In [1]:
from dataclasses import dataclass
from typing import Dict, Optional
import pandas as pd

In [None]:
@dataclass
class DataTransformationArtifact:
    users: pd.DataFrame
    cards: pd.DataFrame
    merchants: pd.DataFrame
    dates: pd.DataFrame
    transactions: pd.DataFrame

: 

In [2]:
import os
os.chdir('../../')
os.getcwd()

'c:\\Users\\roser\\OneDrive\\Documentos\\fint'

In [None]:
from datetime import datetime
import os
from src.constants import training_pipeline


class TrainingPipelineConfig:
    def __init__(self,timestamp=datetime.now()):
        timestamp =timestamp.strftime('%m_%d_%Y_%H_%M_S')
        self.pipeline_name=training_pipeline.PIPELINE_NAME
        self.artifact_name=training_pipeline.ARTIFACT_DIR
        self.artifact_dir=os.path.join(self.artifact_name,timestamp)
        self.model_dir=os.path.join('final_model')
        self.timestamp: str=timestamp

class DataTransformationConfig:
    def __init__(self,training_pipeline_config:TrainingPipelineConfig):
        self.data_transformation: str= os.path.join(training_pipeline_config.artifact_dir, training_pipeline.DATA_TRANSFORMATION_DIR_NAME)
        self.table_name: str= training_pipeline.DATA_TABLE_NAME
        self.data_transformation_transformed_data_dir:str = training_pipeline.DATA_TRANSFORMATION_TRANSFORMED_DATA_DIR
        self.data_transformation_transformed_object_dir:str = training_pipeline.DATA_TRANSFORMATION_TRANSFORMED_OBJECT_DIR

        



In [None]:
import sys
import os
import numpy as np
import pandas as pd
from sklearn.impute import KNNImputer
from sklearn.pipeline import Pipeline

from src.entity.artifact_entity import (
    DataValidationArtifact
)

from src.exception.exception import FintechException
from src.logging.logger import logging
from src.utils.common import users_table,cards_table,transactions_table,merchants_table,date_table


from conn import engine



In [None]:
class DataTransformation:
    def __init__(self, data_validation_artifact: DataValidationArtifact, data_transformation_config: DataTransformationArtifact):
        try:
            self.data_validation_artifact:DataValidationArtifact=data_validation_artifact
            self.data_transformation_config:DataTransformationConfig=data_transformation_config
        
        except Exception as e:
            raise FintechException(e,sys)
        
    def create_database_conn(self):
        try:
            with engine.connect() as connection:
                connection.execute(users_table)
                connection.execute(cards_table)
                connection.execute(merchants_table)
                connection.execute(transactions_table)
                connection.execute(date_table)
        except Exception as e:
            raise FintechException(e, sys)
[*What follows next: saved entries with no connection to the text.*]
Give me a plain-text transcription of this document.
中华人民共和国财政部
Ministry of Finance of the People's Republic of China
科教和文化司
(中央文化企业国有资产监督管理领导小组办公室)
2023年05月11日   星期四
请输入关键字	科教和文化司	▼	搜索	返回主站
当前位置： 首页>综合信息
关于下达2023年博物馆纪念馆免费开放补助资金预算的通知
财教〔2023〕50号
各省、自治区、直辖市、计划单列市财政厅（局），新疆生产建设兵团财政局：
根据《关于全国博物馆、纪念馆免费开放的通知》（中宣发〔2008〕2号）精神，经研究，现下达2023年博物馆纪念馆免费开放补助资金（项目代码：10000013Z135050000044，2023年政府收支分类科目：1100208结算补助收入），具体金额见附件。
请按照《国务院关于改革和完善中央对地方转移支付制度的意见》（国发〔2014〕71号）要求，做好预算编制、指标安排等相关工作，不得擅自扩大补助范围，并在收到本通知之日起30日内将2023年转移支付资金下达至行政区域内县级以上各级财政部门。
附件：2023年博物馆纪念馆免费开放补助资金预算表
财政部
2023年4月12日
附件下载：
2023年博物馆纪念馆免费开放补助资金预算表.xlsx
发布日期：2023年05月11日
    def upload_to_db(self,df):
        df_users = df['users'][["id", "gender", "birth_year", "birth_month", "current_age", 
               "retirement_age", "per_capita_income", "yearly_income", 
               "total_debt", "credit_score", "num_credit_cards"]]

        df_cards = df['cards'][["id", "client_id", "card_brand", "card_type", "has_chip", 
                    "num_cards_issued", "credit_limit", "acct_open_date", 
                    "year_pin_last_changed", "card_on_dark_web"]]

        df_merchants = df['transactions'][["id", "merchant_city", "merchant_state", "zip", "mcc"]]

        df_dates = df['transactions'][["date"]].drop_duplicates()
        df_dates["year"] = df_dates["date"].dt.year
        df_dates["month"] = df_dates["date"].dt.month
        df_dates["day"] = df_dates["date"].dt.day
        df_dates["quarter"] = df_dates["date"].dt.quarter
        df_dates["week_of_year"] = df_dates["date"].dt.isocalendar().week

        df_transactions = df['transactions'][["id", "client_id", "card_id", "merchant_id", 
                            "date", "amount", "use_chip", "errors"]]
        

        try:
            df_users.to_sql('dim_users', con=engine, if_exists='append', index=False)
            df_cards.to_sql('dim_cards', con=engine, if_exists='append', index=False)
            df_merchants.to_sql('dim_merchants', con=engine, if_exists='append', index=False)
            df_dates.to_sql('dim_date', con=engine, if_exists='replace', index=False)
            df_transactions.to_sql('fact_transactions', con=engine, if_exists='append', index=False)


        except Exception as e:
            raise FintechException(e, sys) 
        
        return DataTransformationArtifact(
            users=df_users,
            cards=df_cards,
            merchants=df_merchants,
            dates=df_dates,
            transactions=df_transactions
        )
        
    def initiate_data_transformation(self,df) -> DataTransformationArtifact:
        logging.info('initiate data transformation and upload to db')
        try:
            logging.info('Create db if are need it')
            self.create_database_conn()
            logging.info('Database created')
            logging.info('uploading to db')
            data_transformation_artifact = DataTransformationArtifact(self.upload_to_db())
            
            return data_transformation_artifact

        except Exception as e:
            raise FintechException(e,sys)


        # Asegurar que 'errors' sea booleano
        #df_transactions["errors"] = df_transactions["errors"].notna()


NameError: name 'DataTransformationArtifact' is not defined